Through 12 weeks, Louis had given up only one sack. In Week 13’s game against the Chiefs, Louis seemed to lose any feel for the position. His footwork, hand placement and confidence all seemed to disappear at the same time as the Chiefs abused him for 5.5 sacks in just three quarters. Since then, Louis has regained his feel for blocking -- he’s allowed two more sacks in the three weeks that followed. His nightmare in Week 13 is a reminder of how tough the job of an offensive tackle is -- you can be cruising for 10 weeks and then all of the sudden you’re getting embarrassed regularly.
It was mentioned in Sunday’s Audibles, and it’s worth mentioning again that the Redskins truly screwed things up on a first quarter pass on Sunday. That’s the only charitable explanation, as it’s beyond belief that any offensive coordinator would design a simple dropback where Jason Pierre-Paul is left unblocked. Pierre-Paul was very accepting of his gift, as he beelined to Rex Grossman for an easy 1.8-second sack.
It was impossible to assign blame for the sack, as it’s hard to tell who screwed up their assignment. Should the tackle have picked him up, or were they asking a running back to come across the formation to block him? Rest assured, though, that someone screwed up.

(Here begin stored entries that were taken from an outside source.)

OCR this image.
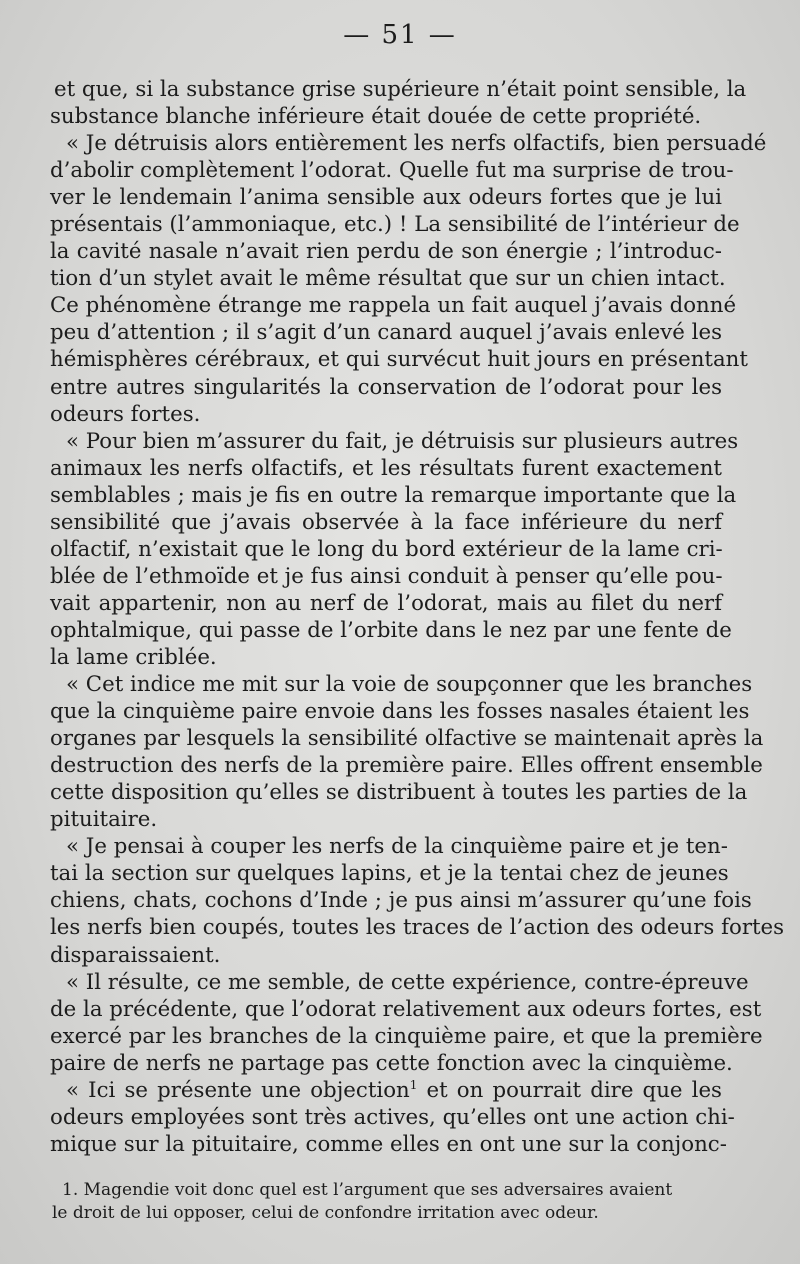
— 51 —
et que, si la substance grise supérieure n’était point sensible, la
substance blanche inférieure était douée de cette propriété.
« Je détruisis alors entièrement les nerfs olfactifs, bien persuadé
d’abolir complètement l’odorat. Quelle fut ma surprise de trou-
ver le lendemain l’anima sensible aux odeurs fortes que je lui
présentais (l’ammoniaque, etc.) ! La sensibilité de l’intérieur de
la cavité nasale n’avait rien perdu de son énergie ; l’introduc-
tion d’un stylet avait le même résultat que sur un chien intact.
Ce phénomène étrange me rappela un fait auquel j’avais donné
peu d’attention ; il s’agit d’un canard auquel j’avais enlevé les
hémisphères cérébraux, et qui survécut huit jours en présentant
entre autres singularités la conservation de l’odorat pour les
odeurs fortes.
« Pour bien m’assurer du fait, je détruisis sur plusieurs autres
animaux les nerfs olfactifs, et les résultats furent exactement
semblables ; mais je fis en outre la remarque importante que la
sensibilité que j’avais observée à la face inférieure du nerf
olfactif, n’existait que le long du bord extérieur de la lame cri-
blée de l’ethmoïde et je fus ainsi conduit à penser qu’elle pou-
vait appartenir, non au nerf de l’odorat, mais au filet du nerf
ophtalmique, qui passe de l’orbite dans le nez par une fente de
la lame criblée.
« Cet indice me mit sur la voie de soupçonner que les branches
que la cinquième paire envoie dans les fosses nasales étaient les
organes par lesquels la sensibilité olfactive se maintenait après la
destruction des nerfs de la première paire. Elles offrent ensemble
cette disposition qu’elles se distribuent à toutes les parties de la
pituitaire.
« Je pensai à couper les nerfs de la cinquième paire et je ten-
tai la section sur quelques lapins, et je la tentai chez de jeunes
chiens, chats, cochons d’Inde ; je pus ainsi m’assurer qu’une fois
les nerfs bien coupés, toutes les traces de l’action des odeurs fortes
disparaissaient.
« Il résulte, ce me semble, de cette expérience, contre-épreuve
de la précédente, que l’odorat relativement aux odeurs fortes, est
exercé par les branches de la cinquième paire, et que la première
paire de nerfs ne partage pas cette fonction avec la cinquième.
« Ici se présente une objection$^1$ et on pourrait dire que les
odeurs employées sont très actives, qu’elles ont une action chi-
mique sur la pituitaire, comme elles en ont une sur la conjonc-
1. Magendie voit donc quel est l’argument que ses adversaires avaient
le droit de lui opposer, celui de confondre irritation avec odeur.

As a pass rusher, there are few plays more enjoyable than a late-game fourth-and-really-long. Your opponent is going for it because they have nothing to lose, and you know that the quarterback has to give his receivers time to get downfield. So as a pass rusher, it’s clear that the quarterback will be taking a deep drop, and you know that it’s absolutely, positively, going to be a pass.
When you add Tim Tebow to that mix with his running ability, you can get a crazy play like the one that effectively finished Sunday’s loss to the Patriots. Facing a fourth-and-17 with just over two minutes to go, Tebow dropped back. When the Patriots’ pass rush got to him a little quicker than he had hoped, he scrambled further back to try to buy some more time, and he kept drifting further and further back in a search for a window to throw. Eventually, Rob Ninkovich tripped him up 9.1 seconds after the snap, 28 yards behind the line of scrimmage.

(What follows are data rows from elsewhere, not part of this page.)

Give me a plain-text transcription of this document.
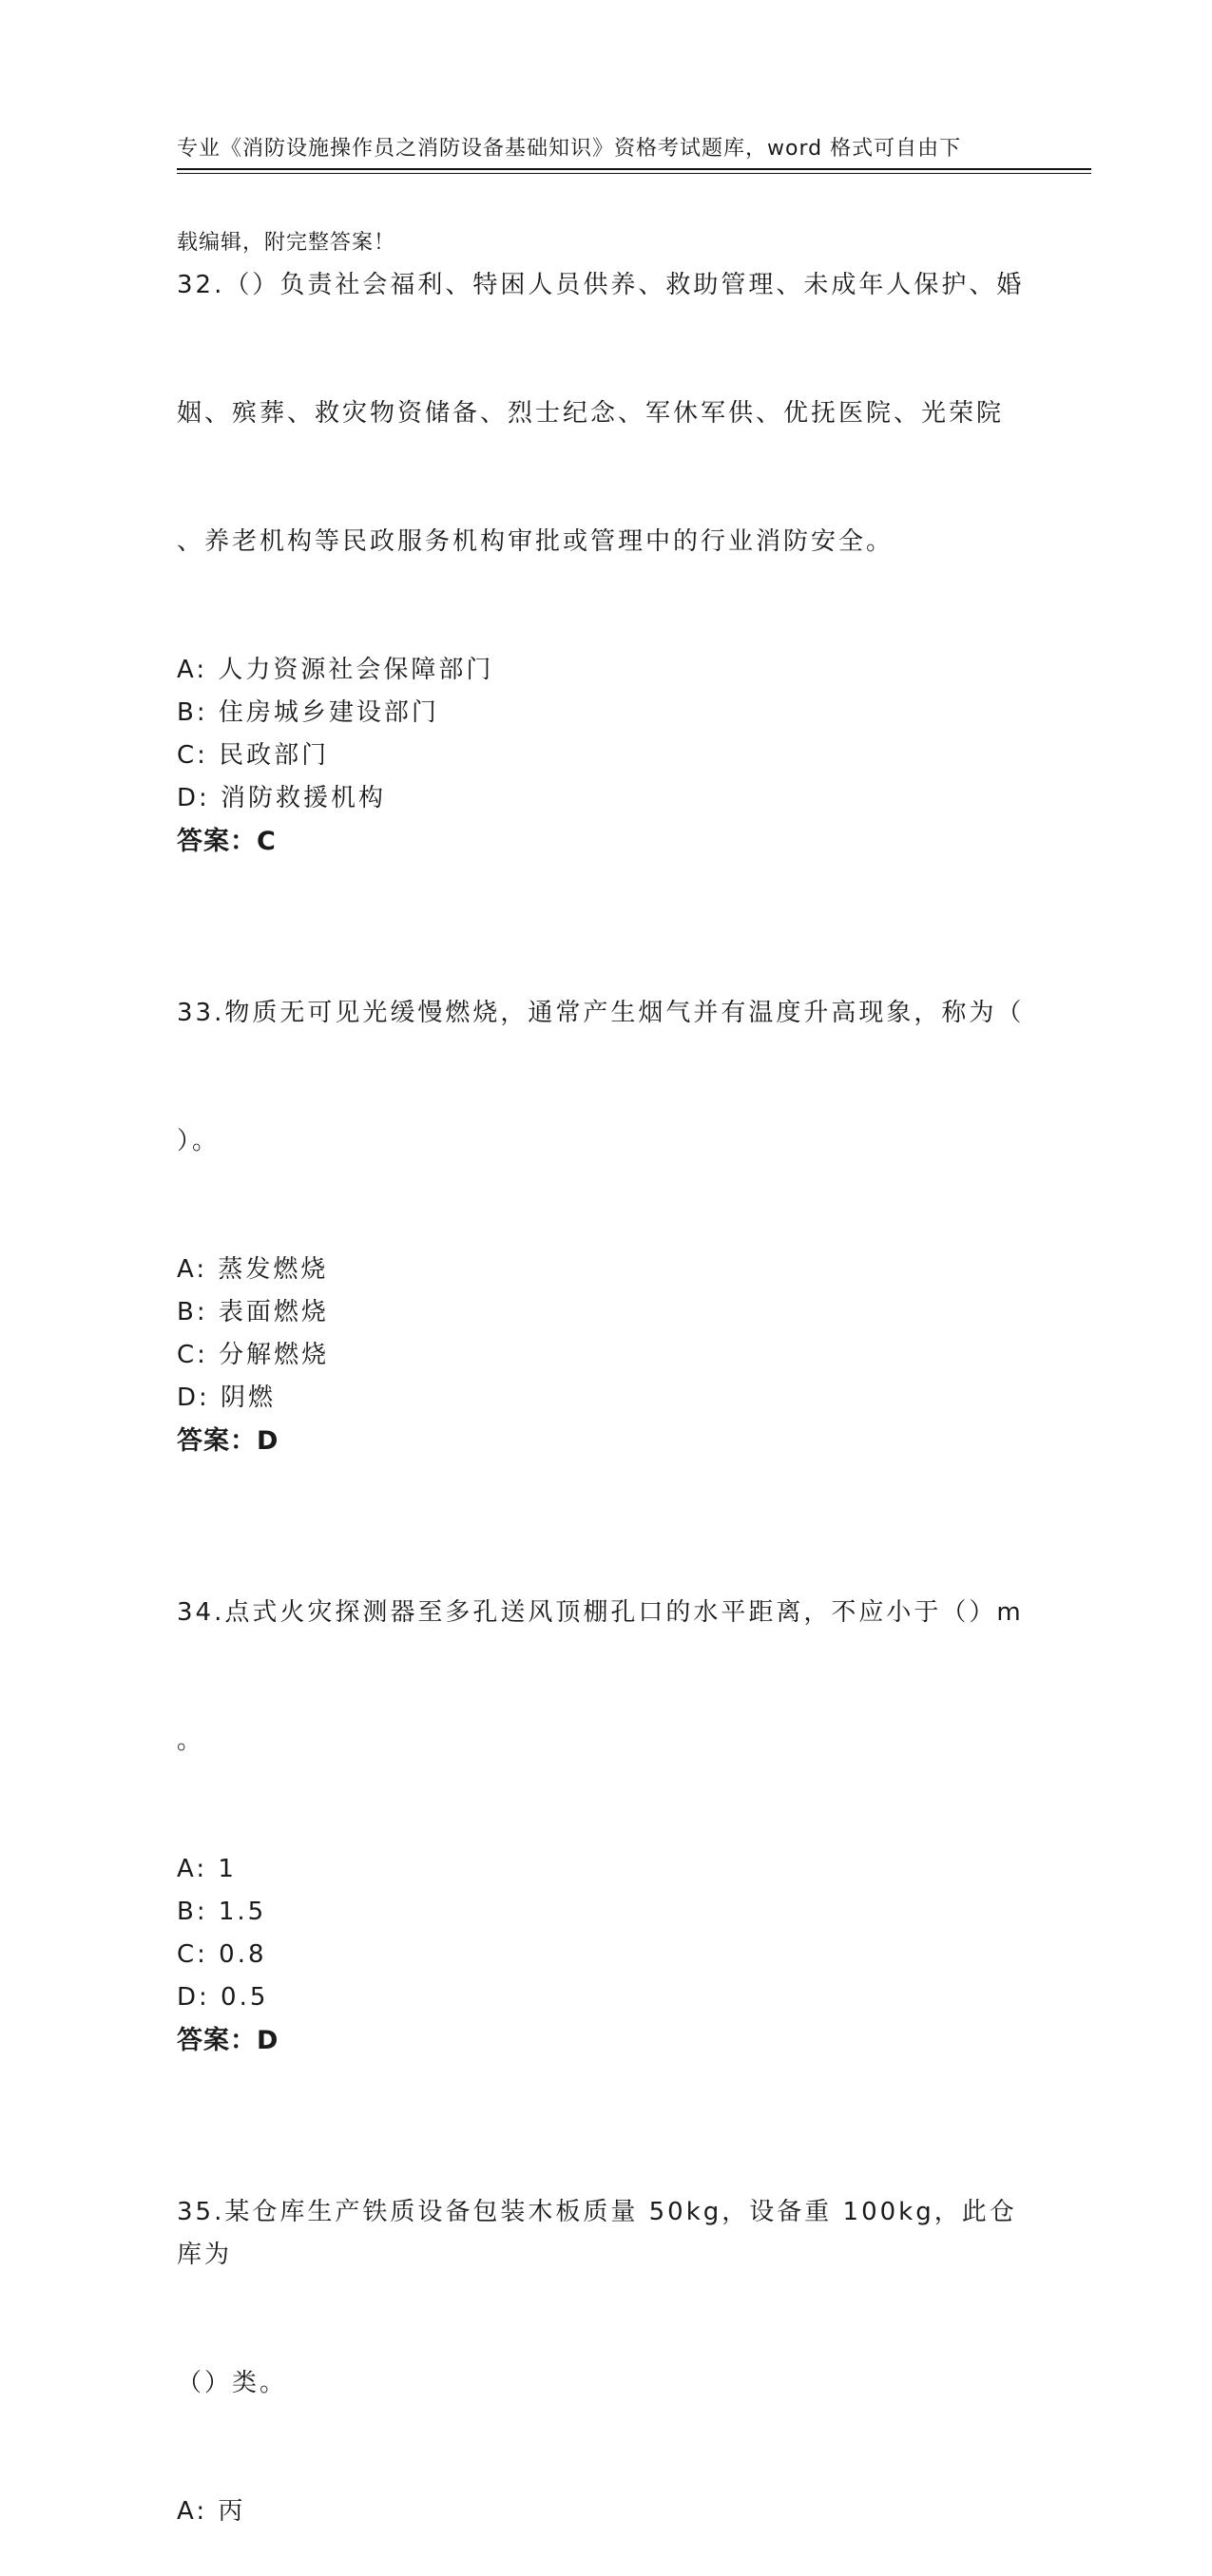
专业《消防设施操作员之消防设备基础知识》资格考试题库，word 格式可自由下

载编辑，附完整答案！

32.（）负责社会福利、特困人员供养、救助管理、未成年人保护、婚

姻、殡葬、救灾物资储备、烈士纪念、军休军供、优抚医院、光荣院

、养老机构等民政服务机构审批或管理中的行业消防安全。

A: 人力资源社会保障部门
B: 住房城乡建设部门
C: 民政部门
D: 消防救援机构
答案：C

33.物质无可见光缓慢燃烧，通常产生烟气并有温度升高现象，称为（

）。

A: 蒸发燃烧
B: 表面燃烧
C: 分解燃烧
D: 阴燃
答案：D

34.点式火灾探测器至多孔送风顶棚孔口的水平距离，不应小于（）m

。

A: 1
B: 1.5
C: 0.8
D: 0.5
答案：D

35.某仓库生产铁质设备包装木板质量 50kg，设备重 100kg，此仓库为

（）类。

A: 丙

Tebow’s sack was the second-longest of the season in seconds (behind a 10-second Brad Smith wide receiver reverse pass attempt). It was the longest sack of the season in terms of yards lost, easily topping the 20-yard loss by Cam Newton on a Dwight Freeney sack in Week 12.

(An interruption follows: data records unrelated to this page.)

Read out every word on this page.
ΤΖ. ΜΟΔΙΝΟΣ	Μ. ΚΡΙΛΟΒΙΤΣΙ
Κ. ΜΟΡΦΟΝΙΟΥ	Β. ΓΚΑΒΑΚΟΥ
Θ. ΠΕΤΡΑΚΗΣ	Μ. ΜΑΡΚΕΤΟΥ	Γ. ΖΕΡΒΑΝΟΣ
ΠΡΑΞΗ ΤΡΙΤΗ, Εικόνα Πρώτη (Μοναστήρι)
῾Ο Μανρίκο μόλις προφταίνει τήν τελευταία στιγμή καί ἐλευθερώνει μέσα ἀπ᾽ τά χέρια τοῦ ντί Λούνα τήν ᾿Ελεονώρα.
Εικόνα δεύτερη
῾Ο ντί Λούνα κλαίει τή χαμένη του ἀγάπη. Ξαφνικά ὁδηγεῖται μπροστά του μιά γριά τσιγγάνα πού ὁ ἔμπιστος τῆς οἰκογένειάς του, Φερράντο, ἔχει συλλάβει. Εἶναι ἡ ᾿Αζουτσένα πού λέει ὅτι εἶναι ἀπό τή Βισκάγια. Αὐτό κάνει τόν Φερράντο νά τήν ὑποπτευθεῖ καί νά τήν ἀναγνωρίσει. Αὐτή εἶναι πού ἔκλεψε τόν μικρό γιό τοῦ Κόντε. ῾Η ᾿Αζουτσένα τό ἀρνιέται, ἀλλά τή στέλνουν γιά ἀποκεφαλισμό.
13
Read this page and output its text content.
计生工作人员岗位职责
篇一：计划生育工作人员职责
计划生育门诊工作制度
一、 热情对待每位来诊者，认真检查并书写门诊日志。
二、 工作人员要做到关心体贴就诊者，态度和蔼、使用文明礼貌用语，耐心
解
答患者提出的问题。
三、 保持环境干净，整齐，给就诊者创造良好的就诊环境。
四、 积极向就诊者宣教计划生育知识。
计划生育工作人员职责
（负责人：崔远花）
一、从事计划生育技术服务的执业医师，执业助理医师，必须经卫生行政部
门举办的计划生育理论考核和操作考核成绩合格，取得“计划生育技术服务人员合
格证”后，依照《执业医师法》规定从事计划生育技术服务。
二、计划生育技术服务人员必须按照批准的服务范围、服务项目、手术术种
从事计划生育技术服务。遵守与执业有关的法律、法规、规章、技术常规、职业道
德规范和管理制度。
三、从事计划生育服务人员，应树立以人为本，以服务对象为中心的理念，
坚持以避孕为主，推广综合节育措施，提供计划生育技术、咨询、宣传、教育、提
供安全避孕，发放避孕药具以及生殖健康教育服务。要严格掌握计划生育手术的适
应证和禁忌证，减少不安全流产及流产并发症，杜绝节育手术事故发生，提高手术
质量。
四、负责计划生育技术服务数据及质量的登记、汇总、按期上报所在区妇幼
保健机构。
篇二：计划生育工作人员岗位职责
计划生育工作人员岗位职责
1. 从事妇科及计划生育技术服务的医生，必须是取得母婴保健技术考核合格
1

Nate Clements' well-timed blitz enabled him to wrap up Kellen Clemens just 1.7 seconds after the snap, but to be fair, Elvis Dumervill’s hit on Tom Brady was just as impressive. It came 1.8 seconds after the snap, and it’s amazing Brady got up immediately afterwards, as Dumervill drilled him at full speed. It’s hard to say what went wrong on the Pats’ sack, but it appeared guard Brian Waters was trying to pull outside to molly block Dumervill. If that was the case, it’s a play call the Patriots should never attempt again.